1.2 Honey and Diabetes

Most of the table sugar sold in Australian supermarkets, known as white sugar, is refined from sugar cane juice, and what chemists would call a polysaccharide, and specifically, sucrose.

But from a chemical standpoint, sucrose is actually a combination of two disaccharides – glucose and fructose (other types of disaccharides include maltose, dextrose, lactose etc)

This is important, because the body needs to break down sucrose into its constituent parts before they can be digested and absorbed. Honey is like, sucrose, comprised mostly of glucose and fructose.

But whereas white sugar typically breaks down into half glucose and half fructose, most standard honey blends have more glucose than fructose.

Some of the varietal honeys (such as yellow box honey or redgum honey etc) may have higher proportions of fructose.

For diabetics, fructose is a lesser concern than glucose because glucose is so readily absorbed into the bloodstream.

So eating honeys with a majority of fructose is arguably, better for those who, like diabetics, have to manage their sugar intake. Some nutritionists even suggest that it may be OK for diabetics to eat small amounts of high fructose honeys.

However the reality is that both table sugar and honey are relatively simple sugar compounds, quickly absorbed by the body and both generally not recommended for diabetics.

1.3 Honey and GI

Many diabetics, and others, rely upon the so-called glycaemic index (i.e. GI) ratings to decide what they can safely eat. GI is essentially an indicator of how readily the human body absorbs particular carbohydrates, and so how quickly they increase natural blood sugar levels.

Ratings less than 55 are generally considered good, and indicate that that particular food or product is relatively safe to consume for diabetics and /or others with blood sugar issues.

The GI index tops out at 100, and surprisingly, table sugar has a GI of only around 60, and only marginally higher than most honeys. (Quickly digested carbohydrates such as potatoes or white bread have typically higher GI ratings than either sugar or honey)

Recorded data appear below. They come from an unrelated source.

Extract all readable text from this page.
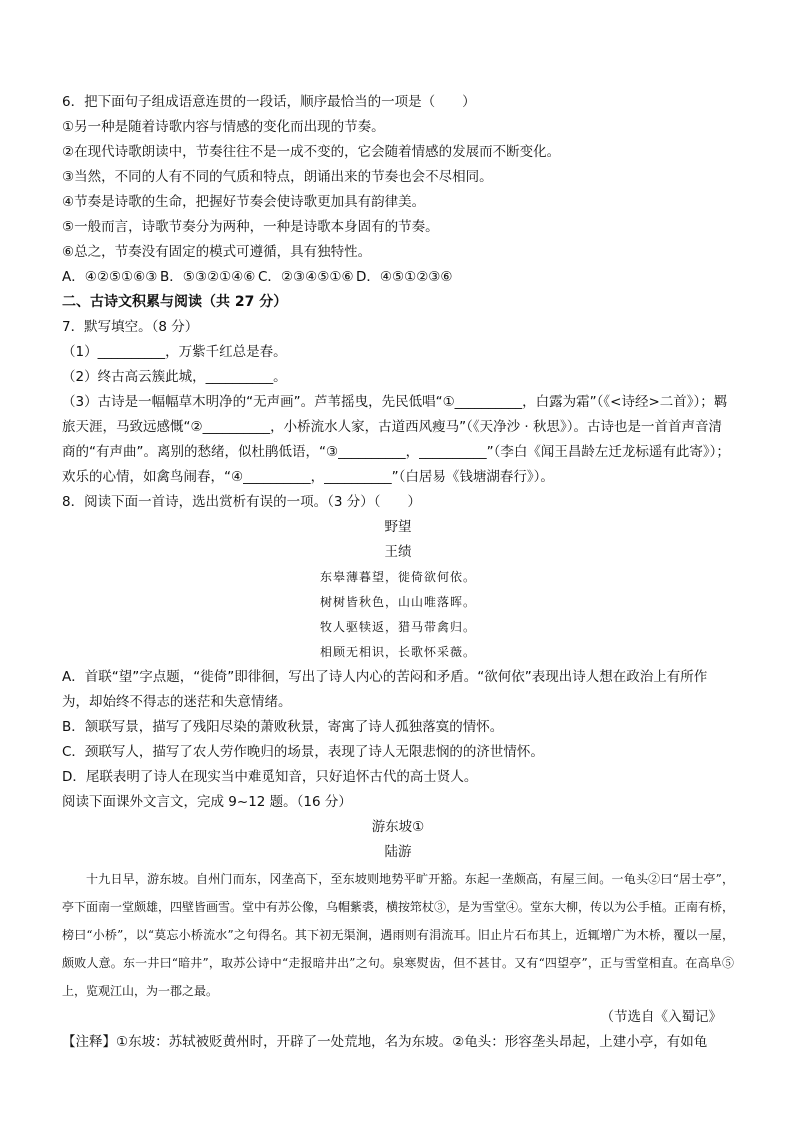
6．把下面句子组成语意连贯的一段话，顺序最恰当的一项是（　　）

①另一种是随着诗歌内容与情感的变化而出现的节奏。

②在现代诗歌朗读中，节奏往往不是一成不变的，它会随着情感的发展而不断变化。

③当然，不同的人有不同的气质和特点，朗诵出来的节奏也会不尽相同。

④节奏是诗歌的生命，把握好节奏会使诗歌更加具有韵律美。

⑤一般而言，诗歌节奏分为两种，一种是诗歌本身固有的节奏。

⑥总之，节奏没有固定的模式可遵循，具有独特性。

A．④②⑤①⑥③ B．⑤③②①④⑥ C．②③④⑤①⑥ D．④⑤①②③⑥

二、古诗文积累与阅读（共 27 分）

7．默写填空。（8 分）

（1）__________，万紫千红总是春。

（2）终古高云簇此城，__________。

（3）古诗是一幅幅草木明净的“无声画”。芦苇摇曳，先民低唱“①__________，白露为霜”（《<诗经>二首》）；羁旅天涯，马致远感慨“②__________，小桥流水人家，古道西风瘦马”（《天净沙 · 秋思》）。古诗也是一首首声音清商的“有声曲”。离别的愁绪，似杜鹃低语，“③__________，__________”（李白《闻王昌龄左迁龙标遥有此寄》）；欢乐的心情，如禽鸟闹春，“④__________，__________”（白居易《钱塘湖春行》）。

8．阅读下面一首诗，选出赏析有误的一项。（3 分）（　　）

野望

王绩

东皋薄暮望，徙倚欲何依。

树树皆秋色，山山唯落晖。

牧人驱犊返，猎马带禽归。

相顾无相识，长歌怀采薇。

A．首联“望”字点题，“徙倚”即徘徊，写出了诗人内心的苦闷和矛盾。“欲何依”表现出诗人想在政治上有所作为，却始终不得志的迷茫和失意情绪。

B．颔联写景，描写了残阳尽染的萧败秋景，寄寓了诗人孤独落寞的情怀。

C．颈联写人，描写了农人劳作晚归的场景，表现了诗人无限悲悯的的济世情怀。

D．尾联表明了诗人在现实当中难觅知音，只好追怀古代的高士贤人。

阅读下面课外文言文，完成 9~12 题。（16 分）

游东坡①

陆游

十九日早，游东坡。自州门而东，冈垄高下，至东坡则地势平旷开豁。东起一垄颇高，有屋三间。一龟头②曰“居士亭”，亭下面南一堂颇雄，四壁皆画雪。堂中有苏公像，乌帽紫裘，横按筇杖③，是为雪堂④。堂东大柳，传以为公手植。正南有桥，榜曰“小桥”，以“莫忘小桥流水”之句得名。其下初无渠涧，遇雨则有涓流耳。旧止片石布其上，近辄增广为木桥，覆以一屋，颇败人意。东一井曰“暗井”，取苏公诗中“走报暗井出”之句。泉寒熨齿，但不甚甘。又有“四望亭”，正与雪堂相直。在高阜⑤上，览观江山，为一郡之最。

（节选自《入蜀记》

【注释】①东坡：苏轼被贬黄州时，开辟了一处荒地，名为东坡。②龟头：形容垄头昂起，上建小亭，有如龟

Unfortunately, there isn’t a single official testing method for determining GI ratings. So, for example, the University of Sydney’s GI index (at reports ratings as low as 35 for a yellow box honey with high fructose levels, 58 for a pure honey, and a whopping 78 for an unspecified honey with high glucose levels.

Other GI testing methods give higher levels for honey. So whilst GI numbers may be useful information for diabetics, they should only form part of the information used to make dietary decisions.